[ワシントン 22日 ロイター] - 米ホワイトハウスは22日、トランプ米大統領の2018年度(17年10月─18年9月)予算教書の概要を公表した。低所得層向けの医療保険「メディケイド」や食料配給券(フードスタンプ)の支出を大幅に削減するとともに、財政赤字の圧縮を目指すとした。

予算教書によると、10年間で3兆6000億ドルの歳出抑制に取り組み、財政収支を黒字化する。メディケイドからは8000億ドル超、食料配給券の支出は1920億ドル以上を削減する。

トランプ政権は23日に予算教書を議会に提出する。政治的にデリケートな分野での削減案については、少なくとも一部は議会の反発が予想される。一方、与党共和党は米政権の企業寄り経済政策の柱である減税の公約を実現するため、政府支出を削減する方法を模索している。

行政管理予算局(OMB)のマルバニー長官は、「議会が(歳出削減の)最終目的を達成するために異なる方法を見いだせるなら、素晴らしいことだ」と皮肉った。

<食糧配給券、農業支援など削減へ>

メディケイドの削減は今月初めに下院を通過した医療保険制度改革(オバマケア)改廃法案に盛り込まれている。しかし、同法案やメディケイドの削減が上院で承認されるかどうかは不透明な情勢となっている。

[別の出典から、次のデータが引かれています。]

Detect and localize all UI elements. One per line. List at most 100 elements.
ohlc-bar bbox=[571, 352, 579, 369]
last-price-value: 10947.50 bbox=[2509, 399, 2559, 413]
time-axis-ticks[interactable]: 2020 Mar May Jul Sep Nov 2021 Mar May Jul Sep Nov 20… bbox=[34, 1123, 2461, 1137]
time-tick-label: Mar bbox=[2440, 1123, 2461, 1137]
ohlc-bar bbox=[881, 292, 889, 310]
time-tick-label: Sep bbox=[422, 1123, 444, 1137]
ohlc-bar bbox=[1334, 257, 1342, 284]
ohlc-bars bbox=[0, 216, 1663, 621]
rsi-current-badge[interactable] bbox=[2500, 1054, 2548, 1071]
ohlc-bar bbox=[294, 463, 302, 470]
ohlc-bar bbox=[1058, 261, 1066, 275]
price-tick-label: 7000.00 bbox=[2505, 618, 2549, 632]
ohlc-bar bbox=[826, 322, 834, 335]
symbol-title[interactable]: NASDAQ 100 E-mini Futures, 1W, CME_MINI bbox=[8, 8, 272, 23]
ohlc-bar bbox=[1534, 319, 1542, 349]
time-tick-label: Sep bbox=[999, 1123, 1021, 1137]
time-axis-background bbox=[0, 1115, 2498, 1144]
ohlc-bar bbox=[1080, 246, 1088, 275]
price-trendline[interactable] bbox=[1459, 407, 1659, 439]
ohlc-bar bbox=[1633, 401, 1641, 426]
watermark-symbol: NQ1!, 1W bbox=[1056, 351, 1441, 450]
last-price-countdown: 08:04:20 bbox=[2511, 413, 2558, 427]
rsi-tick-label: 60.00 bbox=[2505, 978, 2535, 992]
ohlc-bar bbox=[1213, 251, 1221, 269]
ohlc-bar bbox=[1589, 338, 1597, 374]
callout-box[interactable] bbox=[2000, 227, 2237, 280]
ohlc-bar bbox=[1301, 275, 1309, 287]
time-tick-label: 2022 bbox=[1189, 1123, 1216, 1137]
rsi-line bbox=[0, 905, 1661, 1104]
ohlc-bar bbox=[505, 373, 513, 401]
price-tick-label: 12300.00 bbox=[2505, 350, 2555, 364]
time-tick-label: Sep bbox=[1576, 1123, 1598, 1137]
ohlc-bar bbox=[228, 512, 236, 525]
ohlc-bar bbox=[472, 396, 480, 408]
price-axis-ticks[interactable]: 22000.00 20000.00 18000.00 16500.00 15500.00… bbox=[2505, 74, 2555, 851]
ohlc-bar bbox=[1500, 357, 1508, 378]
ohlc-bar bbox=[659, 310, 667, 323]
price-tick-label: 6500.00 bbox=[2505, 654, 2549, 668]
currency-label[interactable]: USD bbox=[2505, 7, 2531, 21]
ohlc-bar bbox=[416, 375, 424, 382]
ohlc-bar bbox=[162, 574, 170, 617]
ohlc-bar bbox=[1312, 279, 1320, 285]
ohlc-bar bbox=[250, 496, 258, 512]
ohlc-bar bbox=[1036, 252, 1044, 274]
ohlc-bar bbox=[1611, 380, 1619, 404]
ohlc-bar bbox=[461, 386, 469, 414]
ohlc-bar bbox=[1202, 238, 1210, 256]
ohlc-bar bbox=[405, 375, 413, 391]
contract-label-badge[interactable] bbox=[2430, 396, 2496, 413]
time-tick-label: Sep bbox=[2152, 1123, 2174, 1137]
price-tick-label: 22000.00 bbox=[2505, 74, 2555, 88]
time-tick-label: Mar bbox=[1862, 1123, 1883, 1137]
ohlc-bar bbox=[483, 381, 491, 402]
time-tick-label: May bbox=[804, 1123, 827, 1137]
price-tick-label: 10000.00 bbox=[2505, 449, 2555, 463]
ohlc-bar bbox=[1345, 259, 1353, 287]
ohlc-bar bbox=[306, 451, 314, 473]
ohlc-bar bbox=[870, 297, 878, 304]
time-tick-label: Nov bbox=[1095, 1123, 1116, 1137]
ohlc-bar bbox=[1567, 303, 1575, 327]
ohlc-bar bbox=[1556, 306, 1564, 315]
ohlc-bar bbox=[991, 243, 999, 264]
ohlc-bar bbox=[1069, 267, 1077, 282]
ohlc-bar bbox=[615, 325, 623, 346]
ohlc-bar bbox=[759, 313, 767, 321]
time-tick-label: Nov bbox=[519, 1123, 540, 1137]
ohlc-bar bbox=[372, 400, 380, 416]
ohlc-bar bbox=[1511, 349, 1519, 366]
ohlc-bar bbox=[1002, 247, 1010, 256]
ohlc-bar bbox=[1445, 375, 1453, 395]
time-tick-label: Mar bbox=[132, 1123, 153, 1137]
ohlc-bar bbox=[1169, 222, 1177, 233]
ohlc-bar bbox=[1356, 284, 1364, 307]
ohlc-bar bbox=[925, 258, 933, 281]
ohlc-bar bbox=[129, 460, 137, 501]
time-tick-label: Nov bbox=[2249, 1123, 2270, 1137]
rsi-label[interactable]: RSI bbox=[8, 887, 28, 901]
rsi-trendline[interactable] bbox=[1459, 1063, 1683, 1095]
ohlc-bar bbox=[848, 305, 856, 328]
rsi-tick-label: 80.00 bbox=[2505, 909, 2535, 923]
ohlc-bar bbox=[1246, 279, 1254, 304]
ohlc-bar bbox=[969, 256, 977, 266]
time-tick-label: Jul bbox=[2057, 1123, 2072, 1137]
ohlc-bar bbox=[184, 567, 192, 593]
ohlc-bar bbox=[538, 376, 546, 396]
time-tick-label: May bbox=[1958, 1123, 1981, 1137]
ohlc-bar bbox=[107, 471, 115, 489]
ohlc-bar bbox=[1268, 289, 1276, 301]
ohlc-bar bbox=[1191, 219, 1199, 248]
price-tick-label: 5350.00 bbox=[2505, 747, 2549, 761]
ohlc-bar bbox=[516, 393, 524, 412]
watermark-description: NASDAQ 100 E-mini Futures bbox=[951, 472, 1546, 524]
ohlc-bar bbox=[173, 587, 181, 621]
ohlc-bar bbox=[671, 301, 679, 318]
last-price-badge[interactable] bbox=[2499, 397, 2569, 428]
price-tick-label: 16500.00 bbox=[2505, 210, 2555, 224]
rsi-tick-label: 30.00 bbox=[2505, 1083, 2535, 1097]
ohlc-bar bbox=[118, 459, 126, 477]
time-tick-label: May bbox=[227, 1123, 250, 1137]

食糧配給券として知られている補助的栄養支援プログラム(SNAP)については、子供がいない成人がより多く働くことが必要とされ、州政府の負担が増えるよう、変更する計画が示された。

予算教書ではまた、10年間で農業支援を380億ドル削減する案が盛り込まれた。農務省による食肉加工工場検査の財源確保のため、年間6億6000万ドルの利用者手数料を徴収する案が含まれた。

このほか、10年間で米郵政公社(USPS)の支出を460億ドル削減し、戦略石油備蓄の半分を売却して165億ドルを調達する案も提示した。

歳出面では、250億ドルを支出し、子供の誕生か養子縁組後の両親に対し6週間の有給休暇を提供することや、州・地方政府に対して道路や橋、空港などインフラ建設を奨励するために2000億ドルを使う案が含まれている。

また、メキシコ国境沿いの壁建設費用として来年度に16億ドルの割り当てを求める。

予算教書はトランプ氏の現在の任期が終了する2021年に3.0%の経済成長率を達成するとの見通しに基づいている。ただ、米連邦準備理事会(FRB)やエコノミストの多くは3.0%まで成長率が加速する可能性は低いとみている。

*内容を追加しました。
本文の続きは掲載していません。